Judge Loren AliKhan, of the U.S. District Court for the District of Columbia agreed that Slaughter’s firing was illegal and ordered her reinstated. The appeals court initially issued an administrative stay on her reinstatement. The judges have removed that administrative stay.
Slaughter is one of several Democrats Trump has ousted from boards and commissions.
In saying that Slaughter should be reinstated, the two judges repeatedly cited Humphrey’s Executor v. United States, a case that involved the firing of an FTC commissioner without cause.
“Specifically, ninety years ago, a unanimous Supreme Court upheld the constitutionality of the Federal Trade Commission Act’s for-cause removal protection for Federal Trade Commissioners,” the judges said.
They said that since the ruling, the Supreme Court has refused five times to reconsider Humphrey’s Executor.
They added, “There is a substantial public interest in having lower courts stay in their lane and leave to the Supreme Court ‘the prerogative of overruling its own decisions.’”
They said that other cases have been filed challenging the firing of members of the National Labor Relations Board, the Merit Systems Protection Board and the Consumer Product Safety Commission, but added that courts have not decided whether Humphry’s Executor should be extended to protect members of those groups.

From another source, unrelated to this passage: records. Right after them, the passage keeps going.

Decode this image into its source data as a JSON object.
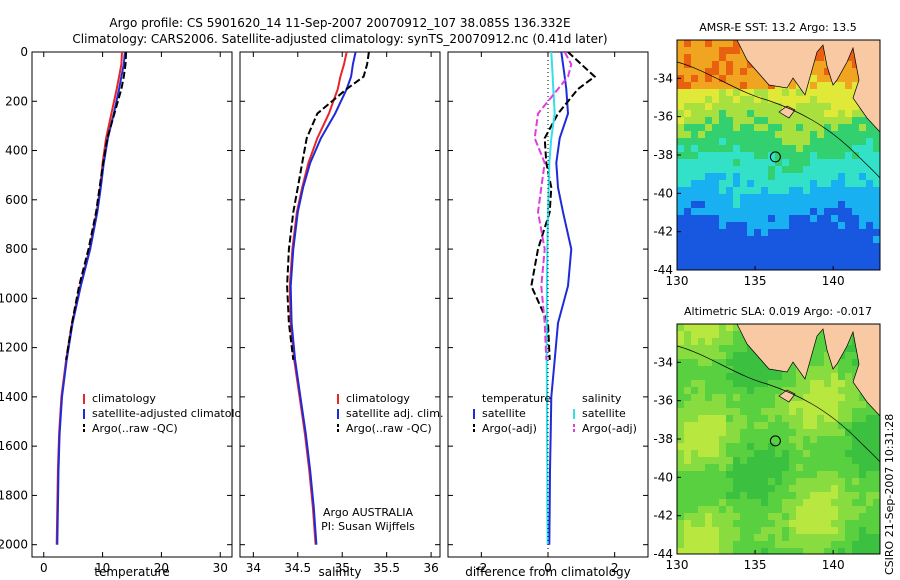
{
  "title_line1": "Argo profile: CS 5901620_14 11-Sep-2007 20070912_107 38.085S 136.332E",
  "title_line2": "Climatology: CARS2006. Satellite-adjusted climatology: synTS_20070912.nc (0.41d later)",
  "side_label": "CSIRO 21-Sep-2007 10:31:28",
  "colors": {
    "red": "#e8262a",
    "blue": "#1f2bd8",
    "black": "#000000",
    "cyan": "#33e0e8",
    "magenta": "#e23be0",
    "land": "#f9c9a4"
  },
  "chart_data": [
    {
      "type": "line",
      "id": "temperature",
      "xlabel": "temperature",
      "xlim": [
        -2,
        32
      ],
      "ylim": [
        2050,
        0
      ],
      "xticks": [
        "0",
        "10",
        "20",
        "30"
      ],
      "yticks": [
        "0",
        "200",
        "400",
        "600",
        "800",
        "1000",
        "1200",
        "1400",
        "1600",
        "1800",
        "2000"
      ],
      "legend": [
        "climatology",
        "satellite-adjusted climatology",
        "Argo(..raw -QC)"
      ],
      "series": [
        {
          "name": "climatology",
          "color": "red",
          "x": [
            13.3,
            13.2,
            12.8,
            12.4,
            11.5,
            10.6,
            10.0,
            9.6,
            9.0,
            7.8,
            6.2,
            4.8,
            3.8,
            3.0,
            2.6,
            2.4,
            2.3,
            2.2
          ],
          "y": [
            0,
            50,
            100,
            150,
            250,
            350,
            450,
            550,
            650,
            800,
            950,
            1100,
            1250,
            1400,
            1550,
            1700,
            1850,
            2000
          ]
        },
        {
          "name": "satellite-adjusted climatology",
          "color": "blue",
          "x": [
            13.8,
            13.6,
            13.2,
            12.8,
            11.9,
            10.9,
            10.2,
            9.7,
            9.1,
            7.9,
            6.3,
            4.9,
            3.9,
            3.1,
            2.7,
            2.5,
            2.4,
            2.3
          ],
          "y": [
            0,
            50,
            100,
            150,
            250,
            350,
            450,
            550,
            650,
            800,
            950,
            1100,
            1250,
            1400,
            1550,
            1700,
            1850,
            2000
          ]
        },
        {
          "name": "Argo(..raw -QC)",
          "color": "black",
          "dash": true,
          "x": [
            14.0,
            13.9,
            13.6,
            13.2,
            12.0,
            10.8,
            10.1,
            9.5,
            8.9,
            7.6,
            6.0,
            4.8,
            3.8
          ],
          "y": [
            0,
            50,
            100,
            150,
            250,
            350,
            450,
            550,
            650,
            800,
            950,
            1100,
            1250
          ]
        }
      ]
    },
    {
      "type": "line",
      "id": "salinity",
      "xlabel": "salinity",
      "xlim": [
        33.85,
        36.1
      ],
      "ylim": [
        2050,
        0
      ],
      "xticks": [
        "34",
        "34.5",
        "35",
        "35.5",
        "36"
      ],
      "legend": [
        "climatology",
        "satellite adj. clim.",
        "Argo(..raw -QC)"
      ],
      "note_lines": [
        "Argo AUSTRALIA",
        "PI: Susan Wijffels"
      ],
      "series": [
        {
          "name": "climatology",
          "color": "red",
          "x": [
            35.05,
            35.02,
            34.98,
            34.95,
            34.85,
            34.72,
            34.62,
            34.55,
            34.49,
            34.44,
            34.41,
            34.42,
            34.46,
            34.52,
            34.58,
            34.63,
            34.67,
            34.7
          ],
          "y": [
            0,
            50,
            100,
            150,
            250,
            350,
            450,
            550,
            650,
            800,
            950,
            1100,
            1250,
            1400,
            1550,
            1700,
            1850,
            2000
          ]
        },
        {
          "name": "satellite adj. clim.",
          "color": "blue",
          "x": [
            35.15,
            35.12,
            35.1,
            35.05,
            34.92,
            34.76,
            34.64,
            34.56,
            34.5,
            34.45,
            34.42,
            34.43,
            34.47,
            34.53,
            34.59,
            34.64,
            34.68,
            34.71
          ],
          "y": [
            0,
            50,
            100,
            150,
            250,
            350,
            450,
            550,
            650,
            800,
            950,
            1100,
            1250,
            1400,
            1550,
            1700,
            1850,
            2000
          ]
        },
        {
          "name": "Argo(..raw -QC)",
          "color": "black",
          "dash": true,
          "x": [
            35.3,
            35.28,
            35.24,
            35.05,
            34.72,
            34.6,
            34.55,
            34.5,
            34.45,
            34.4,
            34.38,
            34.4,
            34.45
          ],
          "y": [
            0,
            50,
            100,
            150,
            250,
            350,
            450,
            550,
            650,
            800,
            950,
            1100,
            1250
          ]
        }
      ]
    },
    {
      "type": "line",
      "id": "difference",
      "xlabel": "difference from climatology",
      "xlim": [
        -3,
        3
      ],
      "ylim": [
        2050,
        0
      ],
      "xticks": [
        "-2",
        "0",
        "2"
      ],
      "legend_left": {
        "header": "temperature",
        "items": [
          "satellite",
          "Argo(-adj)"
        ]
      },
      "legend_right": {
        "header": "salinity",
        "items": [
          "satellite",
          "Argo(-adj)"
        ]
      },
      "series": [
        {
          "name": "temperature satellite",
          "color": "blue",
          "x": [
            0.4,
            0.45,
            0.5,
            0.55,
            0.6,
            0.35,
            0.25,
            0.3,
            0.45,
            0.7,
            0.6,
            0.3,
            0.2,
            0.1,
            0.08,
            0.06,
            0.05,
            0.04
          ],
          "y": [
            0,
            50,
            100,
            150,
            250,
            350,
            450,
            550,
            650,
            800,
            950,
            1100,
            1250,
            1400,
            1550,
            1700,
            1850,
            2000
          ]
        },
        {
          "name": "temperature Argo(-adj)",
          "color": "black",
          "dash": true,
          "x": [
            0.6,
            1.0,
            1.4,
            0.9,
            0.3,
            -0.1,
            -0.05,
            0.1,
            0.05,
            -0.3,
            -0.5,
            0.0,
            0.05
          ],
          "y": [
            0,
            50,
            100,
            150,
            250,
            350,
            450,
            550,
            650,
            800,
            950,
            1100,
            1250
          ]
        },
        {
          "name": "salinity satellite",
          "color": "cyan",
          "x": [
            0.1,
            0.12,
            0.14,
            0.16,
            0.2,
            0.1,
            0.04,
            0.02,
            0.0,
            -0.02,
            -0.03,
            -0.04,
            -0.04,
            -0.03,
            -0.03,
            -0.02,
            -0.02,
            -0.01
          ],
          "y": [
            0,
            50,
            100,
            150,
            250,
            350,
            450,
            550,
            650,
            800,
            950,
            1100,
            1250,
            1400,
            1550,
            1700,
            1850,
            2000
          ]
        },
        {
          "name": "salinity Argo(-adj)",
          "color": "magenta",
          "dash": true,
          "x": [
            0.5,
            0.7,
            0.6,
            0.3,
            -0.3,
            -0.4,
            -0.1,
            -0.2,
            -0.3,
            -0.1,
            -0.2,
            -0.1,
            -0.05
          ],
          "y": [
            0,
            50,
            100,
            150,
            250,
            350,
            450,
            550,
            650,
            800,
            950,
            1100,
            1250
          ]
        },
        {
          "name": "zero",
          "color": "black",
          "dotted": true,
          "x": [
            0,
            0
          ],
          "y": [
            0,
            2050
          ]
        }
      ]
    },
    {
      "type": "heatmap",
      "id": "sst_map",
      "title": "AMSR-E SST: 13.2 Argo: 13.5",
      "xlim": [
        130,
        143
      ],
      "ylim": [
        -44,
        -32
      ],
      "xticks": [
        "130",
        "135",
        "140"
      ],
      "yticks": [
        "-34",
        "-36",
        "-38",
        "-40",
        "-42",
        "-44"
      ],
      "marker": {
        "lon": 136.3,
        "lat": -38.1
      }
    },
    {
      "type": "heatmap",
      "id": "sla_map",
      "title": "Altimetric SLA: 0.019 Argo: -0.017",
      "xlim": [
        130,
        143
      ],
      "ylim": [
        -44,
        -32
      ],
      "xticks": [
        "130",
        "135",
        "140"
      ],
      "yticks": [
        "-34",
        "-36",
        "-38",
        "-40",
        "-42",
        "-44"
      ],
      "marker": {
        "lon": 136.3,
        "lat": -38.1
      }
    }
  ]
}
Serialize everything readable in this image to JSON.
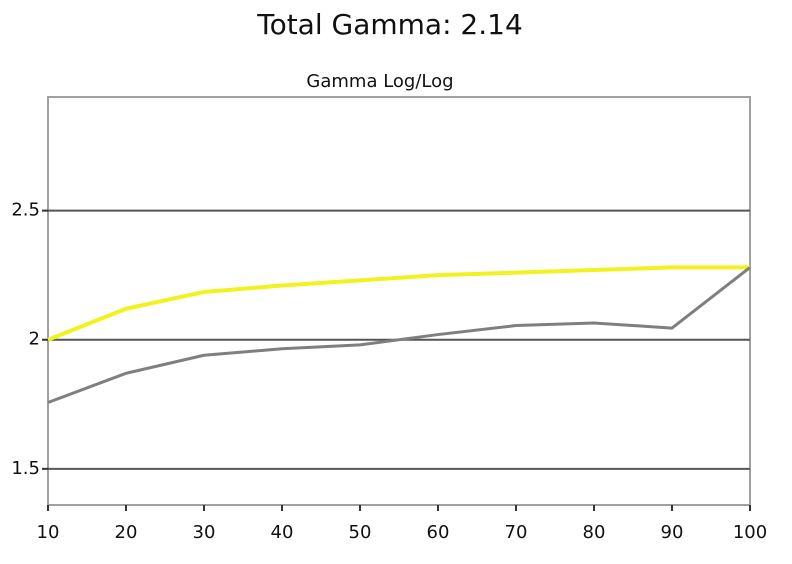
{
  "chart_data": {
    "type": "line",
    "title": "Total Gamma: 2.14",
    "subtitle": "Gamma Log/Log",
    "x": [
      10,
      20,
      30,
      40,
      50,
      60,
      70,
      80,
      90,
      100
    ],
    "series": [
      {
        "color": "#f2f21e",
        "values": [
          2.0,
          2.12,
          2.185,
          2.21,
          2.23,
          2.25,
          2.26,
          2.27,
          2.28,
          2.28
        ]
      },
      {
        "color": "#7f7f7f",
        "values": [
          1.757,
          1.87,
          1.94,
          1.965,
          1.98,
          2.02,
          2.055,
          2.065,
          2.045,
          2.28
        ]
      }
    ],
    "xlim": [
      10,
      100
    ],
    "xticks": [
      10,
      20,
      30,
      40,
      50,
      60,
      70,
      80,
      90,
      100
    ],
    "ylim": [
      1.36,
      2.94
    ],
    "yticks": [
      1.5,
      2,
      2.5
    ],
    "grid": true
  }
}
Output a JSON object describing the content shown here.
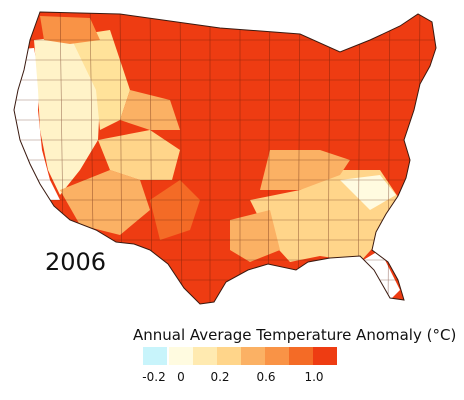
{
  "map": {
    "year_label": "2006",
    "legend": {
      "title": "Annual Average Temperature Anomaly (°C)",
      "swatches": [
        {
          "value_range": "-0.2",
          "color": "#c8f4fb"
        },
        {
          "value_range": "0",
          "color": "#fffbe0"
        },
        {
          "value_range": "0.1",
          "color": "#ffeab0"
        },
        {
          "value_range": "0.2",
          "color": "#ffd58a"
        },
        {
          "value_range": "0.4",
          "color": "#fbb164"
        },
        {
          "value_range": "0.6",
          "color": "#f99346"
        },
        {
          "value_range": "0.8",
          "color": "#f46b26"
        },
        {
          "value_range": "1.0",
          "color": "#ee3c12"
        }
      ],
      "tick_labels": [
        "-0.2",
        "0",
        "0.2",
        "0.6",
        "1.0"
      ]
    },
    "colors": {
      "ocean": "#ffffff",
      "border": "#5a1a0a",
      "hottest": "#ee3c12",
      "warm": "#f46b26",
      "mild": "#f99346",
      "light": "#ffd58a",
      "pale": "#fffbe0"
    }
  }
}
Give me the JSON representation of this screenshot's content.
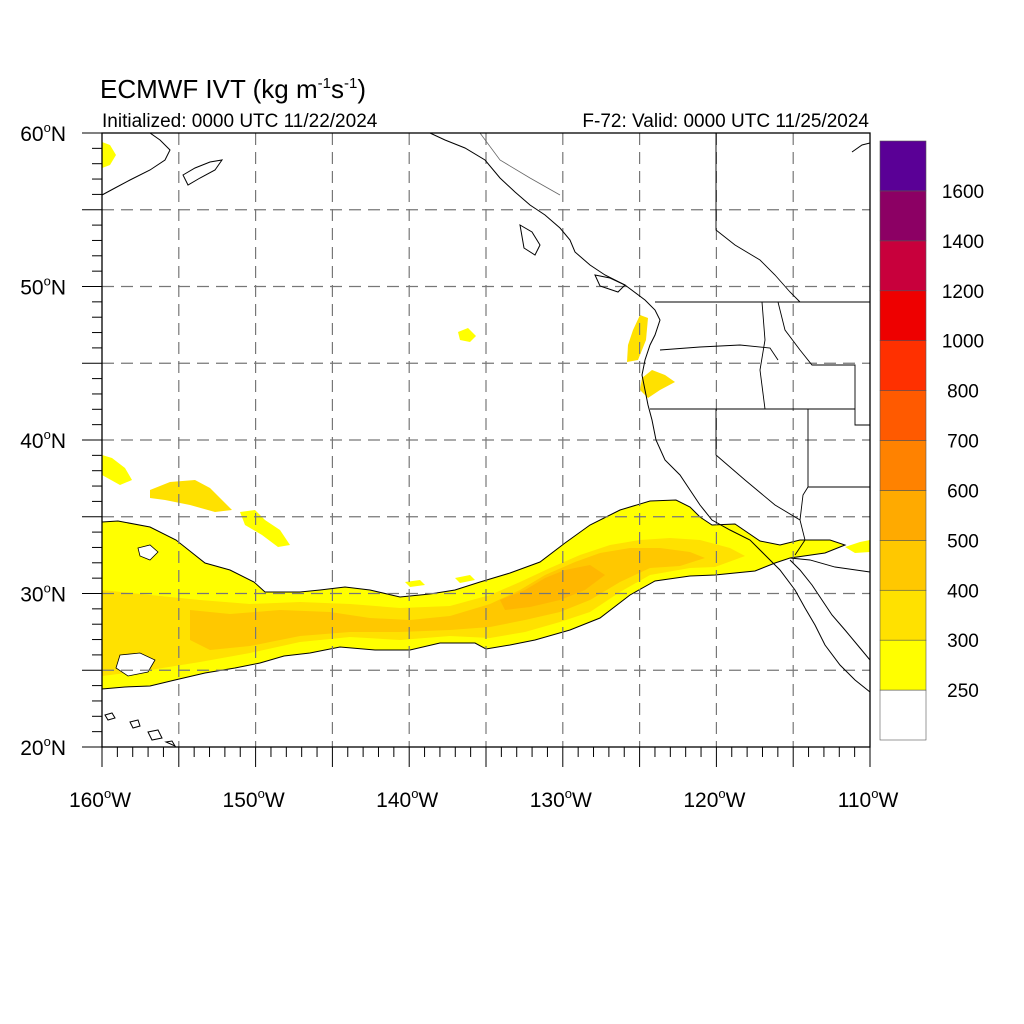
{
  "title": {
    "main": "ECMWF IVT (kg m",
    "sup1": "-1",
    "mid": "s",
    "sup2": "-1",
    "close": ")"
  },
  "init_label": "Initialized: 0000 UTC 11/22/2024",
  "valid_label": "F-72: Valid: 0000 UTC 11/25/2024",
  "lat_ticks": [
    {
      "value": 60,
      "label": "60",
      "suffix": "N"
    },
    {
      "value": 50,
      "label": "50",
      "suffix": "N"
    },
    {
      "value": 40,
      "label": "40",
      "suffix": "N"
    },
    {
      "value": 30,
      "label": "30",
      "suffix": "N"
    },
    {
      "value": 20,
      "label": "20",
      "suffix": "N"
    }
  ],
  "lon_ticks": [
    {
      "value": -160,
      "label": "160",
      "suffix": "W"
    },
    {
      "value": -150,
      "label": "150",
      "suffix": "W"
    },
    {
      "value": -140,
      "label": "140",
      "suffix": "W"
    },
    {
      "value": -130,
      "label": "130",
      "suffix": "W"
    },
    {
      "value": -120,
      "label": "120",
      "suffix": "W"
    },
    {
      "value": -110,
      "label": "110",
      "suffix": "W"
    }
  ],
  "map_extent": {
    "lon_min": -160,
    "lon_max": -110,
    "lat_min": 20,
    "lat_max": 60
  },
  "gridlines": {
    "lon_step": 5,
    "lat_step": 5
  },
  "colorbar": {
    "levels": [
      "250",
      "300",
      "400",
      "500",
      "600",
      "700",
      "800",
      "1000",
      "1200",
      "1400",
      "1600"
    ],
    "colors": [
      "#ffffff",
      "#ffff00",
      "#ffe100",
      "#ffc800",
      "#ffaa00",
      "#ff8200",
      "#ff5a00",
      "#ff3000",
      "#ee0000",
      "#c8003c",
      "#8c0064",
      "#5a0096"
    ]
  }
}
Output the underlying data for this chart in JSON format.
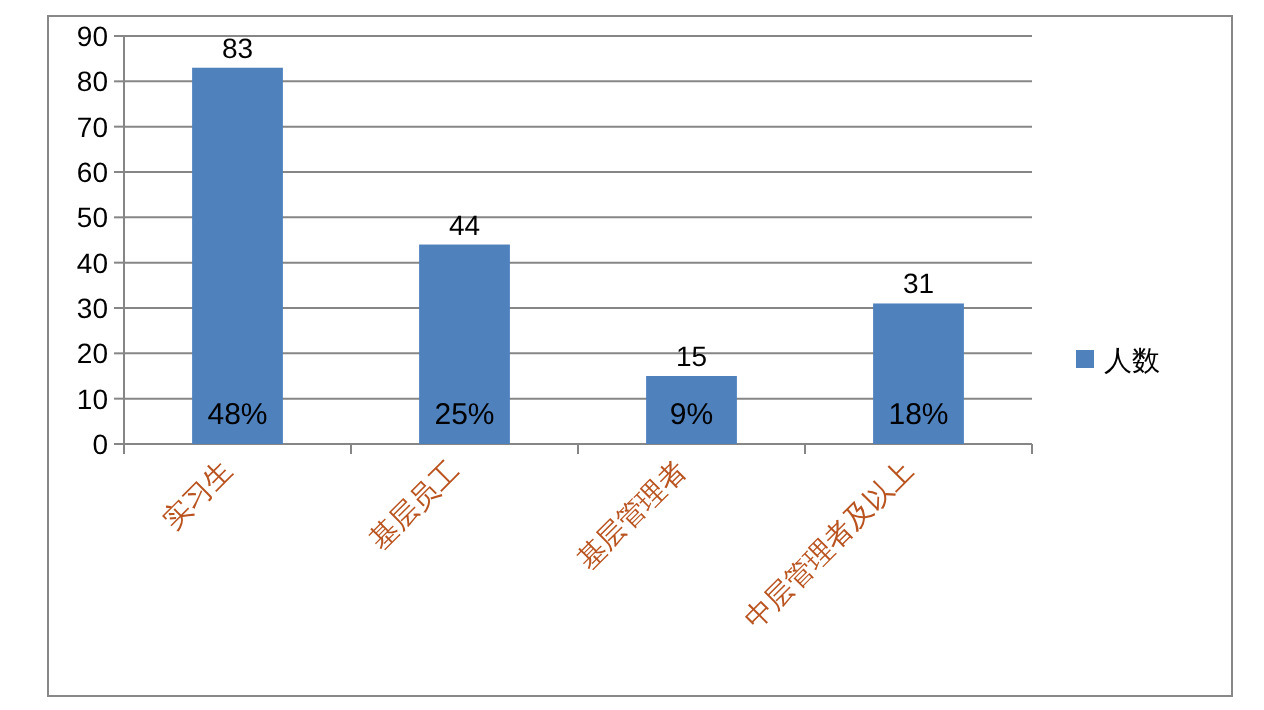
{
  "chart_data": {
    "type": "bar",
    "categories": [
      "实习生",
      "基层员工",
      "基层管理者",
      "中层管理者及以上"
    ],
    "series": [
      {
        "name": "人数",
        "color": "#4f81bd",
        "values": [
          83,
          44,
          15,
          31
        ]
      }
    ],
    "ylim": [
      0,
      90
    ],
    "yticks": [
      0,
      10,
      20,
      30,
      40,
      50,
      60,
      70,
      80,
      90
    ],
    "grid": "y",
    "legend": "right",
    "data_labels": true,
    "annotations": [
      "48%",
      "25%",
      "9%",
      "18%"
    ]
  }
}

In her dissent, Rao said “Federal courts likely have no equitable authority to order the reinstatement of an officer removed by the President.”
She said the government suffers a harm from judicial reinstatement of an executive officer removed by the President. She added the district court erred in concluding that Slaughter had demonstrated irreparable harm.
She said that by ordering remaining FTC Commissioners and others to treat Slaughter as a member of the Commission, the district court “expressly orders them to disregard the President’s directive.”
And she concluded, “I have long thought that Humphrey’s Executor should be overruled because it is inconsistent with the Constitution’s vesting of all executive power in the President and with more recent Supreme Court decisions.”